Student przywiózł wirusa Marburg do Niemiec?
Student pracował w Rwandzie w szpitalu, w którym leczy się pacjentów zakażonych wirusem Marburg. Według doniesień medialnych 20-latek podróżował samolotem do Frankfurtu, a stamtąd pociągiem ICE do Hamburga. Po drodze zaczął czuć się źle, o czym poinformował lekarzy w Hamburgu i wyraził swoje obawy, że mógł zarazić się chorobą tropikalną w Rwandzie.
Niemiecki departament zdrowia zadecydował o odizolowaniu studenta. Jak tylko dotarł na dworzec główny został odeskortowany przez służby. Policja zamknęła w tym celu dwa perony, a straż pożarna w specjalnym pojeździe zawiozła zarażonych od uniwersyteckiego szpitala Hamburg-Eppendorf (UKE).
Według straży pożarnej student ma objawy grypopodobne i lekkie nudności. Nie miał jednak gorączki. Wirus Marburg może wywoływać wysoką gorączkę i objawy takie jak ból mięśni, skurcze brzucha, biegunkę i krwawe wymioty.

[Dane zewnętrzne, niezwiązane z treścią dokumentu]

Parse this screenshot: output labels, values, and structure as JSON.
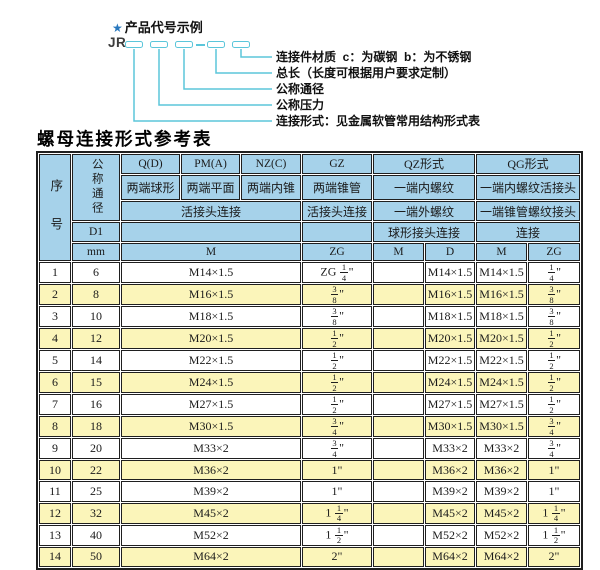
{
  "diagram": {
    "title": "产品代号示例",
    "star_icon": "★",
    "prefix": "JR",
    "labels": [
      "连接件材质  c：为碳钢  b：为不锈钢",
      "总长（长度可根据用户要求定制）",
      "公称通径",
      "公称压力",
      "连接形式：见金属软管常用结构形式表"
    ]
  },
  "table": {
    "title": "螺母连接形式参考表",
    "header": {
      "seq": "序号",
      "dn": "公称通径",
      "d1": "D1",
      "mm": "mm",
      "col_q": "Q(D)",
      "col_pm": "PM(A)",
      "col_nz": "NZ(C)",
      "col_gz": "GZ",
      "col_qz": "QZ形式",
      "col_qg": "QG形式",
      "q_desc": "两端球形",
      "pm_desc": "两端平面",
      "nz_desc": "两端内锥",
      "gz_desc": "两端锥管",
      "qz_desc1": "一端内螺纹",
      "qg_desc1": "一端内螺纹活接头",
      "union_label": "活接头连接",
      "gz_union_label": "活接头连接",
      "qz_desc2": "一端外螺纹",
      "qg_desc2": "一端锥管螺纹接头",
      "qz_conn": "球形接头连接",
      "qg_conn": "连接",
      "m_label": "M",
      "zg_label": "ZG",
      "qz_m_label": "M",
      "qz_d_label": "D",
      "qg_m_label": "M",
      "qg_zg_label": "ZG"
    },
    "rows": [
      [
        "1",
        "6",
        "M14×1.5",
        "ZG 1/4\"",
        "",
        "M14×1.5",
        "M14×1.5",
        "1/4\""
      ],
      [
        "2",
        "8",
        "M16×1.5",
        "3/8\"",
        "",
        "M16×1.5",
        "M16×1.5",
        "3/8\""
      ],
      [
        "3",
        "10",
        "M18×1.5",
        "3/8\"",
        "",
        "M18×1.5",
        "M18×1.5",
        "3/8\""
      ],
      [
        "4",
        "12",
        "M20×1.5",
        "1/2\"",
        "",
        "M20×1.5",
        "M20×1.5",
        "1/2\""
      ],
      [
        "5",
        "14",
        "M22×1.5",
        "1/2\"",
        "",
        "M22×1.5",
        "M22×1.5",
        "1/2\""
      ],
      [
        "6",
        "15",
        "M24×1.5",
        "1/2\"",
        "",
        "M24×1.5",
        "M24×1.5",
        "1/2\""
      ],
      [
        "7",
        "16",
        "M27×1.5",
        "1/2\"",
        "",
        "M27×1.5",
        "M27×1.5",
        "1/2\""
      ],
      [
        "8",
        "18",
        "M30×1.5",
        "3/4\"",
        "",
        "M30×1.5",
        "M30×1.5",
        "3/4\""
      ],
      [
        "9",
        "20",
        "M33×2",
        "3/4\"",
        "",
        "M33×2",
        "M33×2",
        "3/4\""
      ],
      [
        "10",
        "22",
        "M36×2",
        "1\"",
        "",
        "M36×2",
        "M36×2",
        "1\""
      ],
      [
        "11",
        "25",
        "M39×2",
        "1\"",
        "",
        "M39×2",
        "M39×2",
        "1\""
      ],
      [
        "12",
        "32",
        "M45×2",
        "1 1/4\"",
        "",
        "M45×2",
        "M45×2",
        "1 1/4\""
      ],
      [
        "13",
        "40",
        "M52×2",
        "1 1/2\"",
        "",
        "M52×2",
        "M52×2",
        "1 1/2\""
      ],
      [
        "14",
        "50",
        "M64×2",
        "2\"",
        "",
        "M64×2",
        "M64×2",
        "2\""
      ]
    ]
  },
  "colors": {
    "header_bg": "#a6d2ea",
    "alt_row_bg": "#fbf5ba",
    "diagram_line": "#5bc6da",
    "star_blue": "#2878be",
    "border": "#1f1f1f"
  }
}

W UKE mężczyznę oraz osobę, z którą podróżował umieszczono w specjalistycznym oddziale chorób zakaźnych o wysokim stopniu zaraźliwości. Koordynacja diagnozy została podjęta przez powołaną do tego celu grupę specjalistyczną ds. zwalczania chorób. Wynik badania jeszcze nie jest znany. Zwykle wiele chorób można zdiagnozować w ciągu 24 godzin. W tym przypadku można spodziewać się wyniku jeszcze dzisiaj, tj. w czwartek.
Czy inni mogli się zarazić?
Nie wiadomo, czy inne osoby mogły się zarazić. Według danych Deutsche Bahn na trasie ICE z Frankfurtu do Hamburga podróżuje średnio 275 pasażerów. Według władz Hamburga dane kontaktowe pasażerów pociągów, którzy mogli mieć kontakt z tymi dwoma osobami, zostały zapobiegawczo zebrane. Dostępne są również dane pasażerów linii lotniczych.

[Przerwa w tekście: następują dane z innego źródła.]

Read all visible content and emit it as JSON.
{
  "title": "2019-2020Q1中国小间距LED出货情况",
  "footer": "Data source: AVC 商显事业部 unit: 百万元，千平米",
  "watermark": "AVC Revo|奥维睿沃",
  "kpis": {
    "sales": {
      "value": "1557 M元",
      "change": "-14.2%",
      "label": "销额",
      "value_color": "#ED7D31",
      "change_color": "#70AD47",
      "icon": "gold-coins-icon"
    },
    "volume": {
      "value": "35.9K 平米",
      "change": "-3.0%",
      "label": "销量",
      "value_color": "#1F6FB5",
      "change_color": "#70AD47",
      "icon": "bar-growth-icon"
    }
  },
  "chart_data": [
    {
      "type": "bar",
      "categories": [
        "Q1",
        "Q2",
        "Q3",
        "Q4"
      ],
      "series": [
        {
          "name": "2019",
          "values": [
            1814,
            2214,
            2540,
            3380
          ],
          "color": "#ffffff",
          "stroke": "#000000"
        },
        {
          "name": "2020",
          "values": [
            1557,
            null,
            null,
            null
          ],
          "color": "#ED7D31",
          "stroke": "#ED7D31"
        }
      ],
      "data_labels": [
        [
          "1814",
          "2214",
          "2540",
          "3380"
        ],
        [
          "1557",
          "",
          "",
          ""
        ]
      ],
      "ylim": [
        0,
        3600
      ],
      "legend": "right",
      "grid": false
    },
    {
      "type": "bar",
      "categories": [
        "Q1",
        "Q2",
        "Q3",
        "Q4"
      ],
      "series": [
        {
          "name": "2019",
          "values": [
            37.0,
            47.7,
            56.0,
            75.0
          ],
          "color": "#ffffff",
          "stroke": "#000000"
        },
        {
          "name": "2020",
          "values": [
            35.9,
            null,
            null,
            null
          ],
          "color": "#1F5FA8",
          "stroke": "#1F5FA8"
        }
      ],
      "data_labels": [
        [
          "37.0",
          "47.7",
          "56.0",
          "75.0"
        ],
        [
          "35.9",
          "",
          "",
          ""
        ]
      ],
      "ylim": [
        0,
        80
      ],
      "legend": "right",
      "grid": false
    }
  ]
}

Jak dotąd niemieckie służby stwierdziły, że nie jest konieczna kwarantanna współpasażerów. “Od wyniku diagnozy zależy, czy konieczne będzie podjęcie dalszych środków ostrożności i działań”. Co to będzie? Na razie nie wiadomo.
Wirus Marburg – co to?
Według Światowej Organizacji Zdrowia (WHO) od 24 do 88 procent chorych zmarło w wyniku epidemii wirusa Marburg. Pierwsze na świecie znane ognisko choroby miało miejsce, zgodnie z danymi WHO w Niemczech. W 1967 roku w Marburgu zarażonych zostało 29 osób, z których 7 zmarło. Dlatego nieznany dotąd śmiertelny wirus nosi nazwę miasta środkowej Hesji.

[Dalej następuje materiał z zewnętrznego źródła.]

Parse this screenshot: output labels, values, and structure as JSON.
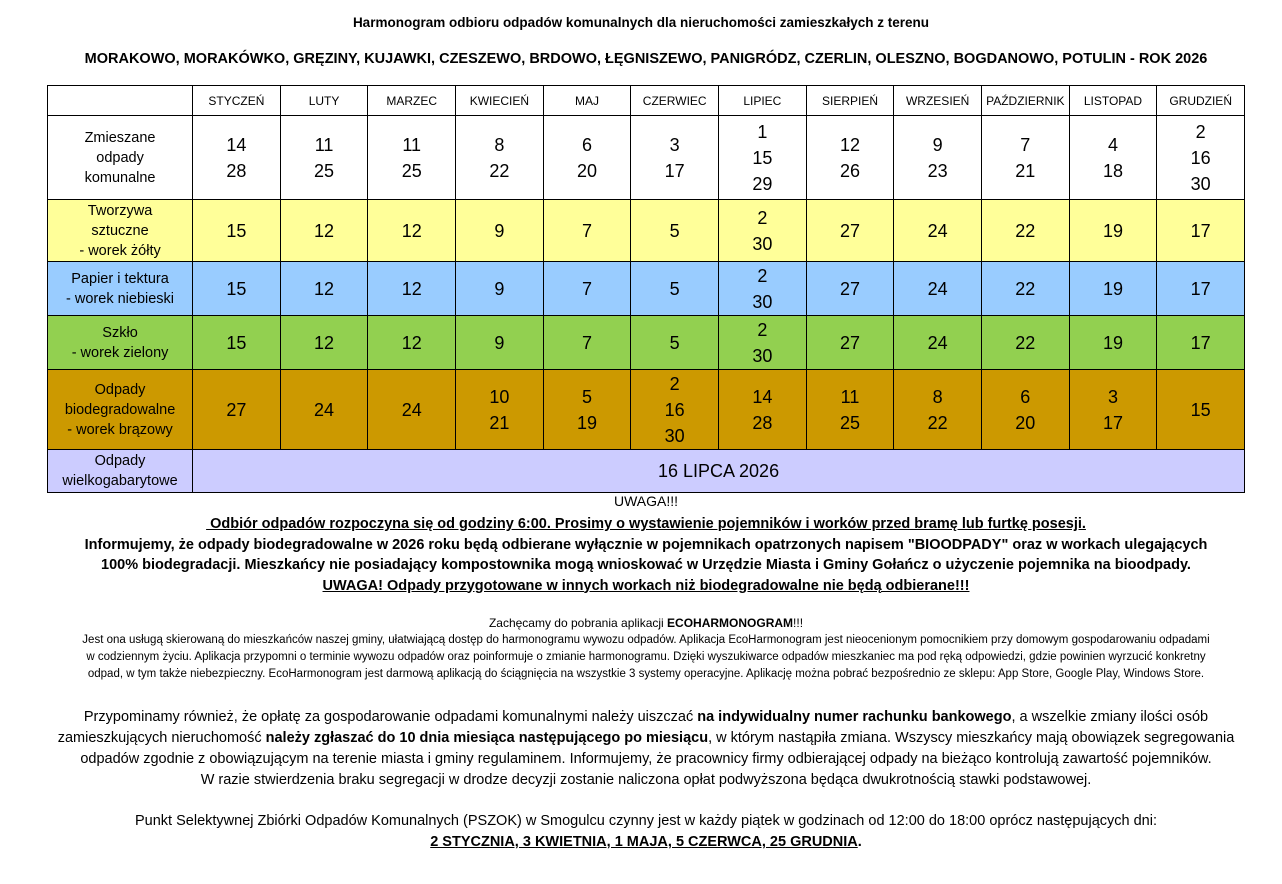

Ludzie zarażają się nim poprzez bezpośredni kontakt z płynami ustrojowymi, takimi jak krew, a nie drogą powietrzną. Według specjalistów możliwe jest również przeniesienie wirusa poprzez „bezpośredni kontakt ze skórą lub błoną śluzową”. Okres inkubacji wynosi od 2 do 21 dni.